The U.S. federal statistical program first began with the 1790 Census. Its establishment was an innovation:Enshrining this invention in our Constitution marked a turning point in world history. Previously censuses had been used mainly to tax or confiscate property or to conscript youth into military service. The genius of the Founders was taking a tool of government and making it a tool of political empowerment for the governed over their government.
A few decades passed and another innovation, gerrymandering, opened up new uses for census data and any other public or private data that might further the goal of favorable redistricting.
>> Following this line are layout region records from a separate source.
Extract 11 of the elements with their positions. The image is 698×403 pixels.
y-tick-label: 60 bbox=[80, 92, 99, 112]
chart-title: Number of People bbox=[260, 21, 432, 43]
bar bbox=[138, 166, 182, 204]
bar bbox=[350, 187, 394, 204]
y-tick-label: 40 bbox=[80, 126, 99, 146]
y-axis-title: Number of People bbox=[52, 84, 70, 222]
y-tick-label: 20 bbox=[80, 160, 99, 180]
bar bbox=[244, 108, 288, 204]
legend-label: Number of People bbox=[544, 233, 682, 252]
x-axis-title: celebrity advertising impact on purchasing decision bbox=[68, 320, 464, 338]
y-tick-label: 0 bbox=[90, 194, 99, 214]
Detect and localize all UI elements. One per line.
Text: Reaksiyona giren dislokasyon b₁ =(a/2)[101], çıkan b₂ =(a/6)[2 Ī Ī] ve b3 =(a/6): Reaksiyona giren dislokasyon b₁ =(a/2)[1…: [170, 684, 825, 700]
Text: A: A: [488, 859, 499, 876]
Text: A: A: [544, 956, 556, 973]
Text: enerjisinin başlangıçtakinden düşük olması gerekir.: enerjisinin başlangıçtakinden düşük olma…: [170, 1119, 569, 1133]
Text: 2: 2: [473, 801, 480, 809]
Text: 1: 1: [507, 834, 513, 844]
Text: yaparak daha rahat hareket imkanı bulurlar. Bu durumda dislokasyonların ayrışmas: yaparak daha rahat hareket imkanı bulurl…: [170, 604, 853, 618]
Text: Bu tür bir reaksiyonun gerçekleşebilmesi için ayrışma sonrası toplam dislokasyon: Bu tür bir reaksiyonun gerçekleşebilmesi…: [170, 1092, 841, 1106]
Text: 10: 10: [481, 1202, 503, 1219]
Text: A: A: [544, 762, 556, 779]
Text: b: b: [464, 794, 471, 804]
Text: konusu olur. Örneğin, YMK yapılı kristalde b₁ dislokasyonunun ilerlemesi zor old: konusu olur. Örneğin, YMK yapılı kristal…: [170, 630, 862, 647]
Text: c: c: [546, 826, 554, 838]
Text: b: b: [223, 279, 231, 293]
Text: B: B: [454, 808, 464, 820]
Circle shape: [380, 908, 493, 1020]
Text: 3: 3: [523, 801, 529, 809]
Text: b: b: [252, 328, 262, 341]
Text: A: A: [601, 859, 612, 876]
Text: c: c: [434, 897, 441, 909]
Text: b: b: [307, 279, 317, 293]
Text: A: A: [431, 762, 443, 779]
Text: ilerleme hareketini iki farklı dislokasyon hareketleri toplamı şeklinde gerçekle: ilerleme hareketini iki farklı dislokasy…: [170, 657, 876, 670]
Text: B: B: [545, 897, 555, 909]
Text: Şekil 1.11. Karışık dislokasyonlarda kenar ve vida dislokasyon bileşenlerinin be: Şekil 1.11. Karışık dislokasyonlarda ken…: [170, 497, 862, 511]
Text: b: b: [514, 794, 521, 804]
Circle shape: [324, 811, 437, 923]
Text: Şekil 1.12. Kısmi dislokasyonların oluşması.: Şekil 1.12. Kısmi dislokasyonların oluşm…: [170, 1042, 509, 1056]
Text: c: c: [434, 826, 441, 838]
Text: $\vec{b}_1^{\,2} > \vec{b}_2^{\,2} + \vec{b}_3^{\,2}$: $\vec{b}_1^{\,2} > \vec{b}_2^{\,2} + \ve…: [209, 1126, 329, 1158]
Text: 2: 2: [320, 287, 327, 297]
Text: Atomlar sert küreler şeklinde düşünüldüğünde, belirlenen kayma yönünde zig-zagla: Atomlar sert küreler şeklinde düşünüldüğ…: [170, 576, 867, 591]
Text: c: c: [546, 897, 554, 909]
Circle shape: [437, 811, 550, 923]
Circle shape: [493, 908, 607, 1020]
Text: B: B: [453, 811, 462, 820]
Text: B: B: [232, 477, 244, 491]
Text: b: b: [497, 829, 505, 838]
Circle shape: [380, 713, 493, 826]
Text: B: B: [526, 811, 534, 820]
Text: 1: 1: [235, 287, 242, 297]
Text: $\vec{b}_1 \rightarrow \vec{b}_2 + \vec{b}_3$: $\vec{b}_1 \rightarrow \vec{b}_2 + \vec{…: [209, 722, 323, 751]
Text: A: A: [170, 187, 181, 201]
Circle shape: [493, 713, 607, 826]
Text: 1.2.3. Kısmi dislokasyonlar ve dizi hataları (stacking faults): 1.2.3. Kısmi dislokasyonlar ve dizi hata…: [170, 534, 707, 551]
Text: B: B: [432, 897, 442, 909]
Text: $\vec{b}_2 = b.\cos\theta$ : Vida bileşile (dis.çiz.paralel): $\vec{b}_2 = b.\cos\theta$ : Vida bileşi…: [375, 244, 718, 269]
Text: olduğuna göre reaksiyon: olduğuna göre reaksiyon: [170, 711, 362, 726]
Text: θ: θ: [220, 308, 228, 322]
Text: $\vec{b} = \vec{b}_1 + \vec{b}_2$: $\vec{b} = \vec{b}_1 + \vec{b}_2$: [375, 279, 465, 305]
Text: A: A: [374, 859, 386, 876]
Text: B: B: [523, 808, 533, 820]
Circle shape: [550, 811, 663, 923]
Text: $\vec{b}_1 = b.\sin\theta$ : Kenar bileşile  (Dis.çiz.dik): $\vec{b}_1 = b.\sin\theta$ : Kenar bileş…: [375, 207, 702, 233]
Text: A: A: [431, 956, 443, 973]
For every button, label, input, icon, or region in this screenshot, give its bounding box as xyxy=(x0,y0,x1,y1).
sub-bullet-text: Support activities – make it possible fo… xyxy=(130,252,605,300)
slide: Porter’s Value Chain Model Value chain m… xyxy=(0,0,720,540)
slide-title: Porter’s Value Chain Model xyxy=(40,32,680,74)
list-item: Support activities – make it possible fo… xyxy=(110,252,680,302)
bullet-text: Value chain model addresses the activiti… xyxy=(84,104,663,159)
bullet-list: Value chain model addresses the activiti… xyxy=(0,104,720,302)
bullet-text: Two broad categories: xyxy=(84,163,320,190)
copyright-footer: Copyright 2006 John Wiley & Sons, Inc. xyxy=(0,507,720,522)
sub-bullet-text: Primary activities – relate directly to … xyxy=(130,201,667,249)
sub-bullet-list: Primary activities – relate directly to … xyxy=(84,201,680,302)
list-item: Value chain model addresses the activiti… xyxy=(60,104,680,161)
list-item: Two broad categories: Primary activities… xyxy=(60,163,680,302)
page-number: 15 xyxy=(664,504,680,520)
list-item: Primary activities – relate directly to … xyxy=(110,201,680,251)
Today, the Association of Public Data Users (APDU) guides professional statisticians and social scientists through the constant change and innovation that is happening inside and outside of federal statistical programs. The association also coordinates professional user community input into government policy developments affecting the quality of federal statistical surveys. Members are “public data producers, disseminators, and users”—including businesses, universities, policy organizations, and government organizations at the local, state, and federal levels.
APDU convened on Sept. 16–17 in Washington, D.C. to update members on current challenges to the quality of federal statistical data and opportunities to innovate around those challenges. The Census Bureau in particular is challenged by the rising costs of conducting surveys, a reduced budget, and Americans’ growing reluctance to spend time providing answers to government surveys. Census and other federal agencies face continuing cuts to budgets and staffing. Global enthusiasm for raw government data, Big Data, and social media data has obscured the effort that goes into existing statistical programs. (Along this line, APDU is sponsoring a free webinar on Government Data and Confidentiality: Compatible Companions With the Help of Statistical Disclosure Control. For this and other APDU webinars, see the website.) The meeting agenda and links to available slide decks for the APDU 2013 conference, titled A Sea Change for Public Data, are available online.
Social Media Intelligence
Rising costs and shrinking budgets have pushed statisticians to explore sources of data to complement survey research results. Acknowledging alternative sources, APDU included a panel on Social Media Data as a Public Resource to showcase research on using social media data for analysis. Michael J. Paul of the Johns Hopkins University computer science department presented the results of his work evaluating user-generated content on Twitter as a predictor of local flu outbreaks. He found correlations of up to 99% when his Twitter analysis was compared with the authoritative data on seasonal influenza from Centers for Disease Control and Prevention. Paul and others on the panel acknowledged that there were limits for using Twitter as a predictor and the work needed to clean up sample sets to account for spammers, copycats, and other users who were of little value.
Paul presented other study results, including assessing the value of intelligence gathered from over-sharing drug abusers on an online forum. Mining the forum proved to be useful for identifying new drugs of abuse and new health symptoms associated with their use. The data was not as useful for demographic analysis given contributors’ incentives to lie about their personal location, age, and other data.
Another panelist, Paul Hitlin of the Pew Center for Excellence in Journalism, brought it all back to Earth with the observation that “[I]f Twitter users were reflective of the nation as a whole, Ron Paul would be President now.” Speaker Thomas Levine of the Zipfian Academy followed up with the observations that “a text search is not statistics,” statistics are applied to the search results, and we “still have to do good statistics.”